Between 1995 and 2005, Shim et al13 performed the endoscopic disconnection in 11 patients. Six were seizure-free (Engel’s class 1) immediately after surgery. At postoperatively 2 months, a dramatic improvement in behavior was announced by their caregivers.13 Of 11 patients experiencing the endoscopic disconnection for hamartomas, class 1 and class 2 were one case and four cases, respectively. In another series of Rekate et al14 with 44 patients undergoing endoscopic resection utilizing frameless stereotaxis and a micromanipulator, the ideal patient has a lesion less than 1.5 cm in diameter. Eleven patients (25%) met early complications but resolved within 3 months in all patients except for three cases (6.8%). After surgery, six patients had difficulties with short-term memory, of which three patients lasted more than 3 months.
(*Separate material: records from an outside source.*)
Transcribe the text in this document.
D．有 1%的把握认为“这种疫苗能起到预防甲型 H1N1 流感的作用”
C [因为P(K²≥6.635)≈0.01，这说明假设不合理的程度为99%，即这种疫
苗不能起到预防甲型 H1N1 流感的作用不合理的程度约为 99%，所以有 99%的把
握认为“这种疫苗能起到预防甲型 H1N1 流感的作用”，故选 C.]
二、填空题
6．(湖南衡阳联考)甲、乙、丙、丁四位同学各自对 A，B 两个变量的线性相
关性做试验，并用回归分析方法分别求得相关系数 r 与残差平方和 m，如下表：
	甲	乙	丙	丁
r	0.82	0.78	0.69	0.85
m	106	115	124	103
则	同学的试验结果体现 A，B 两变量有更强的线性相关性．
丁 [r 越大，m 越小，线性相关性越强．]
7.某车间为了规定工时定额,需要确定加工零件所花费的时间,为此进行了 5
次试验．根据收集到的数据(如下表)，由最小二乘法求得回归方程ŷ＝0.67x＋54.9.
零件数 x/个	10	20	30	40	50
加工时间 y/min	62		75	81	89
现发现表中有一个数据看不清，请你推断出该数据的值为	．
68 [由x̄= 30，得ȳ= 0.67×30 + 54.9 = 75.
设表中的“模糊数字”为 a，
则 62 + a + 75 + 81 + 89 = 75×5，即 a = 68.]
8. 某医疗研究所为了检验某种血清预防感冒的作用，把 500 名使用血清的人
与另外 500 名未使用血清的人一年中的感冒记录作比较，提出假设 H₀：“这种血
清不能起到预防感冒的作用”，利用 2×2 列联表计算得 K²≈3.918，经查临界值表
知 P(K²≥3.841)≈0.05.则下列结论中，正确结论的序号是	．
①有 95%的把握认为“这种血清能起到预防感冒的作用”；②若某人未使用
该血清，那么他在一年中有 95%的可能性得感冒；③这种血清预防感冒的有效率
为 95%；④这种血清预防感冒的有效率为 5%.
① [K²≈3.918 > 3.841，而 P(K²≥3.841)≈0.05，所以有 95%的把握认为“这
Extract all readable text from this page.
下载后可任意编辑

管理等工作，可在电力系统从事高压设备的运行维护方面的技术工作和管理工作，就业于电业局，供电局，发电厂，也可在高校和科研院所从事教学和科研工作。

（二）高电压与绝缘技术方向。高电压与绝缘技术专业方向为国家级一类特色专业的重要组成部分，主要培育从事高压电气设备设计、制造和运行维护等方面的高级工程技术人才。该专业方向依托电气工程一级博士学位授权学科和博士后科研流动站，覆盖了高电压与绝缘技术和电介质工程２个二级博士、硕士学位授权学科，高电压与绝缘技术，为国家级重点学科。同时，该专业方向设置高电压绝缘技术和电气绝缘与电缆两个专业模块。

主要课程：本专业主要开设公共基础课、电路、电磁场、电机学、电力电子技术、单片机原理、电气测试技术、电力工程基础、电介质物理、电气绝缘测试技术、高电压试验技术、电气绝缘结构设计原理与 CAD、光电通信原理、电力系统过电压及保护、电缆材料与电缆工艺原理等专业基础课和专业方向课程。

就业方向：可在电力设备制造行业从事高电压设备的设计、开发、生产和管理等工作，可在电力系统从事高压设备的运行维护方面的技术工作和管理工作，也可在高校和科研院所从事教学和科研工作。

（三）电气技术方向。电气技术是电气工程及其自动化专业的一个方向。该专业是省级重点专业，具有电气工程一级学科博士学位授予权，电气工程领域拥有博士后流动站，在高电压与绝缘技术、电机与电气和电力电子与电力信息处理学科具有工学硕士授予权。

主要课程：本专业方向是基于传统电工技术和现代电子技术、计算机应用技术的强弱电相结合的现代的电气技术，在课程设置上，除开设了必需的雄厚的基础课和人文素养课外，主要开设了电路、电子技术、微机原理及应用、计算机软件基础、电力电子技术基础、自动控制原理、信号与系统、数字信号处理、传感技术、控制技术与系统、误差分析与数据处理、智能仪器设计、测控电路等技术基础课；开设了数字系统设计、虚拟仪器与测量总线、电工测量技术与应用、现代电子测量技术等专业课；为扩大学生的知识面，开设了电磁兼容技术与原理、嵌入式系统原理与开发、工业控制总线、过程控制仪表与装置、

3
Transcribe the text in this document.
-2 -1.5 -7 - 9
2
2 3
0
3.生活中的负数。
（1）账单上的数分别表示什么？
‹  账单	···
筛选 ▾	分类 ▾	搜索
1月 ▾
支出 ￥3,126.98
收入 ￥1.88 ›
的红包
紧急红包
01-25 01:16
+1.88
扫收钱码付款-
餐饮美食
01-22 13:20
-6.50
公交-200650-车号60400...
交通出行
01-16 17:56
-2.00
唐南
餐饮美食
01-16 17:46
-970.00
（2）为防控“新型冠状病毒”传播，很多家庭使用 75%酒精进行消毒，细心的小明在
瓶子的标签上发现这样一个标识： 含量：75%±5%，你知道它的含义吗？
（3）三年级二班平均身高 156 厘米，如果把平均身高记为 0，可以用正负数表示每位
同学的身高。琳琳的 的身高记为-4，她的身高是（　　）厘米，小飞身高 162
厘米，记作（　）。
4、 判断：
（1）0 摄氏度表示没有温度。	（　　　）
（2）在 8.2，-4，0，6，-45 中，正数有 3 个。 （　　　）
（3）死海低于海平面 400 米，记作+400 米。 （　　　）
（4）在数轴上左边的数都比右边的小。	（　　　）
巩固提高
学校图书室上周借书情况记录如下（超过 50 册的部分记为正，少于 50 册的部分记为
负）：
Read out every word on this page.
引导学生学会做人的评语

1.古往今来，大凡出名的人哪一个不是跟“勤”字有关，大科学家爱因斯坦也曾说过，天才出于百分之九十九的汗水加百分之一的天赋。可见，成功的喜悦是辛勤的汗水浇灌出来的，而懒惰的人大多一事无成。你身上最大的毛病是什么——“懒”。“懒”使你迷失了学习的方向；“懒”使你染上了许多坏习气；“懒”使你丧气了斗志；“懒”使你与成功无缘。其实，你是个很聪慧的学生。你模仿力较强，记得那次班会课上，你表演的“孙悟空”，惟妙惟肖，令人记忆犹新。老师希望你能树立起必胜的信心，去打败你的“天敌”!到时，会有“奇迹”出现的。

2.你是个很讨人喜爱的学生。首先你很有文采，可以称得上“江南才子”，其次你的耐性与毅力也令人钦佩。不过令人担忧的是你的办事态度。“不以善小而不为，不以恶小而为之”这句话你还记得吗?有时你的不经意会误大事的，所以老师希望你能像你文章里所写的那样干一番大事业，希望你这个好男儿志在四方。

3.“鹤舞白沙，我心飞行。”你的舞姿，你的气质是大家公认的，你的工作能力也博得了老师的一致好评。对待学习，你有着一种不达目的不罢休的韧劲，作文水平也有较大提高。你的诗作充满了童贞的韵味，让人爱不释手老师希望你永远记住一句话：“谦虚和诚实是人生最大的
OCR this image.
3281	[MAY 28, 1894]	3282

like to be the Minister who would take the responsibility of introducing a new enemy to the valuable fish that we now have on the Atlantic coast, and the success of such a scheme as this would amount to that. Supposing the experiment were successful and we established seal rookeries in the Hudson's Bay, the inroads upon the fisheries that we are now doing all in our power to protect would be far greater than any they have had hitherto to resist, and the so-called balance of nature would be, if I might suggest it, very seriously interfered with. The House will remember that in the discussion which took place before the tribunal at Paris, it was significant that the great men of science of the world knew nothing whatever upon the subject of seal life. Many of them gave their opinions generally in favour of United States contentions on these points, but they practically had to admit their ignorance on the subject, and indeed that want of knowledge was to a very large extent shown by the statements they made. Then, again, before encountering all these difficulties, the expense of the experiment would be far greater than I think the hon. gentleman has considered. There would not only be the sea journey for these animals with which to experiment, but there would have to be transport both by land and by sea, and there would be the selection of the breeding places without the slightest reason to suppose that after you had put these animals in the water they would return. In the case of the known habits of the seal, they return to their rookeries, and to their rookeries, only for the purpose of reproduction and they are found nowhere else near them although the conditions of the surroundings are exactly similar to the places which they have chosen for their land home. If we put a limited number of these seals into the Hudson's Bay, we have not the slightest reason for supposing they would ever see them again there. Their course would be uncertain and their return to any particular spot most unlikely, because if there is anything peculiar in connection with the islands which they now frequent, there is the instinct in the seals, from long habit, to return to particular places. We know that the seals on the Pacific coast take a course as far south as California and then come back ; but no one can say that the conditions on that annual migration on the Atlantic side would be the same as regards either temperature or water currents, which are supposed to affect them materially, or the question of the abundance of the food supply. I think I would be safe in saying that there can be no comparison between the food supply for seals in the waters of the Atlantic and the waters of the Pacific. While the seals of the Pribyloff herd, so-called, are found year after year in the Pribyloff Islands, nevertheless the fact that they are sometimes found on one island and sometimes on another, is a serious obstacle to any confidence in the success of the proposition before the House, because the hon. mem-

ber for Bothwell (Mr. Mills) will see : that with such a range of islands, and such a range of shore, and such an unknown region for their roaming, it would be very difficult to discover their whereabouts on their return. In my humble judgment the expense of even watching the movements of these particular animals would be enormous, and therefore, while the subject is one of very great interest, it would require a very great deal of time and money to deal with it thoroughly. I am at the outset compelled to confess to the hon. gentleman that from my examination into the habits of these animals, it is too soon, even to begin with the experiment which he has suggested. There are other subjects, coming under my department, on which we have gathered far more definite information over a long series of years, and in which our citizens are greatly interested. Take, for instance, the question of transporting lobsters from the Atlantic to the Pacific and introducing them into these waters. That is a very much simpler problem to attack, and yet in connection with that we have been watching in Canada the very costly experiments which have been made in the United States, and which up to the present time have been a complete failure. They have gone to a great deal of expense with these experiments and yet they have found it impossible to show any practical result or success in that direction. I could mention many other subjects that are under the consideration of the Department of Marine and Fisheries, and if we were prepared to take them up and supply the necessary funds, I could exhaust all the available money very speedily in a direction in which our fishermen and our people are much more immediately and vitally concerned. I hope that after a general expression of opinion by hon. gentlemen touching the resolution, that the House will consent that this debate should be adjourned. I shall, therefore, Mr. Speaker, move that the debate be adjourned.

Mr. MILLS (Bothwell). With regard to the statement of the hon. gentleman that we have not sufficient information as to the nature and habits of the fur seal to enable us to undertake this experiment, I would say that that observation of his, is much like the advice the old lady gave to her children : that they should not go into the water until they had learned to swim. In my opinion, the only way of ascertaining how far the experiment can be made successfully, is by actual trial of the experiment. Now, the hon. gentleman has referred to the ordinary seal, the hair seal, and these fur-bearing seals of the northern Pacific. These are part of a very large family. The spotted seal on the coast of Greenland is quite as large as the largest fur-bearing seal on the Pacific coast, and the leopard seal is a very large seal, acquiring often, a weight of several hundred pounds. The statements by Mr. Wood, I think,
Five patients gained more than 10% of their body weight, but the gain stabilized and improved within 3 months. One patient whose internal capsule was injured during endoscope manipulation suffered significant hemiparesis, which improved slowly over a year.14


Endoscopic surgical disconnection of the hamartomas towards eliminating gelastic epilepsy may be considered as an effective and safe option, instead of the surgical resection for HH. First in Vietnam, the authors have successfully applied this method on a child diagnosed with pharmacoresistant gelastic seizures associated with HH. Successful outcome of this case contributes to support the solid evidence in choosing the right treatment of the hypothalamus in subsequent cases, towards not only Vietnam but also the countries having similar resource-scare conditions.

Ethical Approval

Our institution does not require ethical approval for reporting individual cases or case series.

Consent for Participation and Publication

Written informed consent was obtained from the patient’s parents for the publication of this case report and any accompanying images.

no funding There is no funding to report.


The authors declared no potential conflicts of interest with respect to the research, authorship, and/or publication of this article.